Connecticut And Death Penalty, Connecticut Gov. Dannel Malloy signed a bill into law Wednesday that abolishes the death penalty, making his state the 17th in the nation to abandon capital punishment and the fifth in five years to usher in a repeal.
The law is effective immediately, though prospective in nature, meaning that it would not apply to those already sentenced to death.

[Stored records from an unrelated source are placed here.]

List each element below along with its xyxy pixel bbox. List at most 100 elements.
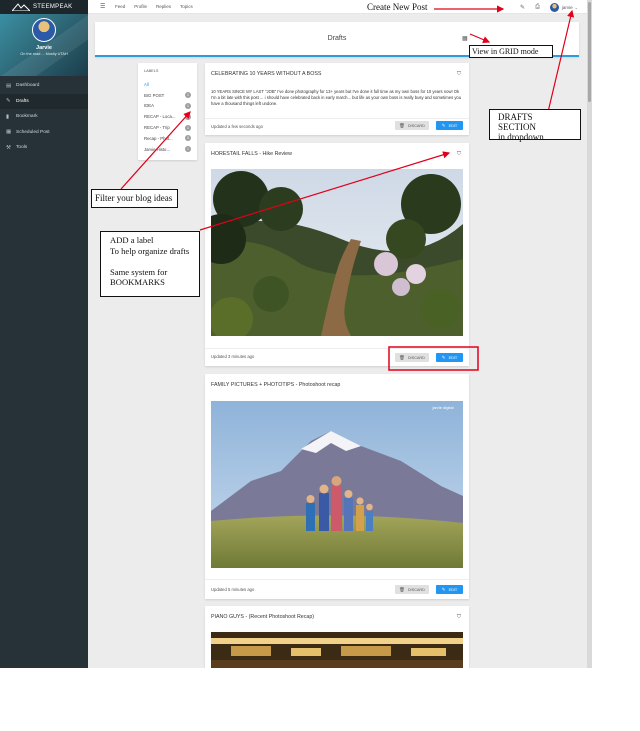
annotation-line: DRAFTS SECTION	[498, 112, 536, 132]
draft-title[interactable]: PIANO GUYS - (Recent Photoshoot Recap)	[211, 614, 314, 620]
edit-button[interactable]: ✎ EDIT	[436, 121, 463, 130]
draft-updated-time: Updated a few seconds ago	[211, 124, 263, 129]
label-name: BIG POST	[144, 92, 165, 98]
annotation-line: in dropdown	[498, 132, 544, 142]
label-name: Jarvie Histo...	[144, 146, 171, 152]
label-count-badge: 1	[185, 102, 191, 109]
annotation-line: BOOKMARKS	[110, 277, 165, 287]
draft-title[interactable]: HORESTAIL FALLS - Hike Review	[211, 151, 292, 157]
draft-card[interactable]: HORESTAIL FALLS - Hike Review ⛉ Updated …	[205, 143, 469, 366]
pencil-icon: ✎	[441, 586, 446, 592]
card-divider	[205, 579, 469, 580]
label-filter-item[interactable]: Jarvie Histo... 1	[138, 144, 197, 155]
hamburger-menu-icon[interactable]: ☰	[100, 3, 106, 10]
draft-updated-time: Updated 5 minutes ago	[211, 587, 255, 592]
profile-card: Jarvie On the road ... Mostly UTAH	[0, 14, 88, 76]
dashboard-icon: ▤	[6, 82, 12, 89]
chevron-down-icon[interactable]: ⌄	[575, 5, 578, 10]
label-filter-item[interactable]: RECAP - Loca... 1	[138, 111, 197, 122]
top-bar-actions: ✎ ⎙ jarvie ⌄	[510, 0, 578, 14]
avatar[interactable]	[32, 18, 56, 42]
create-post-pencil-icon[interactable]: ✎	[520, 4, 525, 11]
discard-button[interactable]: 🗑 DISCARD	[395, 121, 429, 130]
draft-card[interactable]: PIANO GUYS - (Recent Photoshoot Recap) ⛉	[205, 606, 469, 668]
discard-label: DISCARD	[407, 587, 425, 592]
label-filter-all[interactable]: All	[138, 79, 197, 90]
edit-button[interactable]: ✎ EDIT	[436, 585, 463, 594]
steempeak-logo-icon	[12, 3, 30, 11]
pencil-icon: ✎	[441, 122, 446, 128]
label-count-badge: 1	[185, 146, 191, 153]
discard-button[interactable]: 🗑 DISCARD	[395, 585, 429, 594]
sidebar-item-label: Tools	[16, 145, 28, 151]
label-count-badge: 1	[185, 124, 191, 131]
nav-link-feed[interactable]: Feed	[115, 4, 125, 9]
tools-icon: ⚒	[6, 144, 11, 151]
scrollbar[interactable]	[587, 0, 592, 668]
calendar-icon: ▦	[6, 129, 12, 136]
label-filter-item[interactable]: BIG POST 1	[138, 90, 197, 101]
user-avatar[interactable]	[549, 2, 559, 12]
sidebar-item-label: Drafts	[16, 98, 29, 104]
page-title: Drafts	[327, 35, 347, 42]
brand-bar[interactable]: STEEMPEAK	[0, 0, 88, 14]
trash-icon: 🗑	[399, 586, 405, 592]
sidebar-item-bookmark[interactable]: ▮ Bookmark	[0, 109, 88, 125]
draft-cover-image: jarvie digital	[211, 401, 463, 568]
nav-link-profile[interactable]: Profile	[134, 4, 147, 9]
sidebar: STEEMPEAK Jarvie On the road ... Mostly …	[0, 0, 88, 668]
label-tag-icon[interactable]: ⛉	[457, 151, 461, 158]
draft-cover-image	[211, 632, 463, 668]
label-count-badge: 3	[185, 135, 191, 142]
label-name: Recap - Phot...	[144, 135, 173, 141]
draft-card[interactable]: FAMILY PICTURES + PHOTOTIPS - Photoshoot…	[205, 374, 469, 599]
annotation-create-new-post: Create New Post	[367, 2, 428, 12]
nav-link-topics[interactable]: Topics	[180, 4, 193, 9]
draft-title[interactable]: CELEBRATING 10 YEARS WITHOUT A BOSS	[211, 71, 321, 77]
label-name: RECAP - Loca...	[144, 114, 176, 120]
edit-button[interactable]: ✎ EDIT	[436, 353, 463, 362]
draft-card[interactable]: CELEBRATING 10 YEARS WITHOUT A BOSS ⛉ 10…	[205, 63, 469, 135]
brand-name: STEEMPEAK	[33, 4, 73, 10]
label-tag-icon[interactable]: ⛉	[457, 71, 461, 78]
profile-subtitle: On the road ... Mostly UTAH	[20, 52, 68, 56]
annotation-label-note: ADD a label To help organize drafts Same…	[100, 231, 200, 297]
label-count-badge: 1	[185, 92, 191, 99]
nav-link-replies[interactable]: Replies	[156, 4, 171, 9]
grid-view-icon[interactable]: ▦	[462, 35, 468, 42]
label-filter-item[interactable]: Recap - Phot... 3	[138, 133, 197, 144]
annotation-spacer	[110, 256, 190, 267]
labels-panel: LABELS All BIG POST 1 IDEA 1 RECAP - Loca.…	[138, 63, 197, 160]
annotation-filter: Filter your blog ideas	[91, 189, 178, 208]
label-name: IDEA	[144, 103, 155, 109]
profile-name: Jarvie	[36, 45, 52, 51]
sidebar-item-dashboard[interactable]: ▤ Dashboard	[0, 78, 88, 94]
notifications-inbox-icon[interactable]: ⎙	[535, 4, 540, 11]
card-divider	[205, 118, 469, 119]
annotation-line: To help organize drafts	[110, 245, 190, 256]
user-menu-name[interactable]: jarvie	[562, 5, 573, 10]
annotation-line: Same system for	[110, 266, 168, 277]
sidebar-item-scheduled-post[interactable]: ▦ Scheduled Post	[0, 125, 88, 141]
label-filter-item[interactable]: IDEA 1	[138, 101, 197, 112]
sidebar-item-label: Dashboard	[16, 83, 40, 89]
trash-icon: 🗑	[399, 122, 405, 128]
edit-label: EDIT	[448, 355, 458, 360]
label-filter-item[interactable]: RECAP - Trip 1	[138, 122, 197, 133]
sidebar-item-tools[interactable]: ⚒ Tools	[0, 140, 88, 156]
scrollbar-thumb[interactable]	[588, 2, 591, 102]
edit-label: EDIT	[448, 587, 458, 592]
annotation-grid-mode: View in GRID mode	[469, 45, 553, 58]
edit-icon: ✎	[6, 98, 11, 105]
label-tag-icon[interactable]: ⛉	[457, 614, 461, 621]
sidebar-nav: ▤ Dashboard ✎ Drafts ▮ Bookmark ▦ Scheduled …	[0, 78, 88, 156]
draft-title[interactable]: FAMILY PICTURES + PHOTOTIPS - Photoshoot…	[211, 382, 340, 388]
discard-button[interactable]: 🗑 DISCARD	[395, 353, 429, 362]
top-bar: ☰ Feed Profile Replies Topics ✎ ⎙ jarvie…	[88, 0, 592, 14]
sidebar-item-drafts[interactable]: ✎ Drafts	[0, 93, 88, 109]
annotation-line: ADD a label	[110, 235, 154, 245]
card-divider	[205, 348, 469, 349]
discard-label: DISCARD	[407, 123, 425, 128]
label-count-badge: 1	[185, 113, 191, 120]
draft-excerpt: 10 YEARS SINCE MY LAST "JOB" I've done p…	[211, 89, 462, 107]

It replaces the death penalty with life in prison without the possibility of release as the state’s highest form of punishment.
“Although it is an historic moment — Connecticut joins 16 other states and the rest of the industrialized world by taking this action — it is a moment for sober reflection, not celebration,” Malloy said in a statement.
He added that the “unworkability” of Connecticut’s death penalty law was a contributing factor in his decision.
“In the last 52 years, only two people have been put to death in Connecticut — and both of them volunteered for it,” Malloy said. “Instead, the people of this state pay for appeal after appeal, and then watch time and again as defendants are marched in front of the cameras, giving them a platform of public attention they don’t deserve.”
This month, lawmakers in the state’s House of Representatives passed the bill by a vote of 86 to 63. The state Senate had approved it a week before.
State lawmakers first tried to pass a similar bill in 2009 but were ultimately blocked by then-Gov. Jodi Rell, a Republican.
Capital punishment has existed in the Nutmeg State since its colonial days. But it was forced to review its death penalty laws beginning in 1972, when a Supreme Court decision required greater consistency in its application.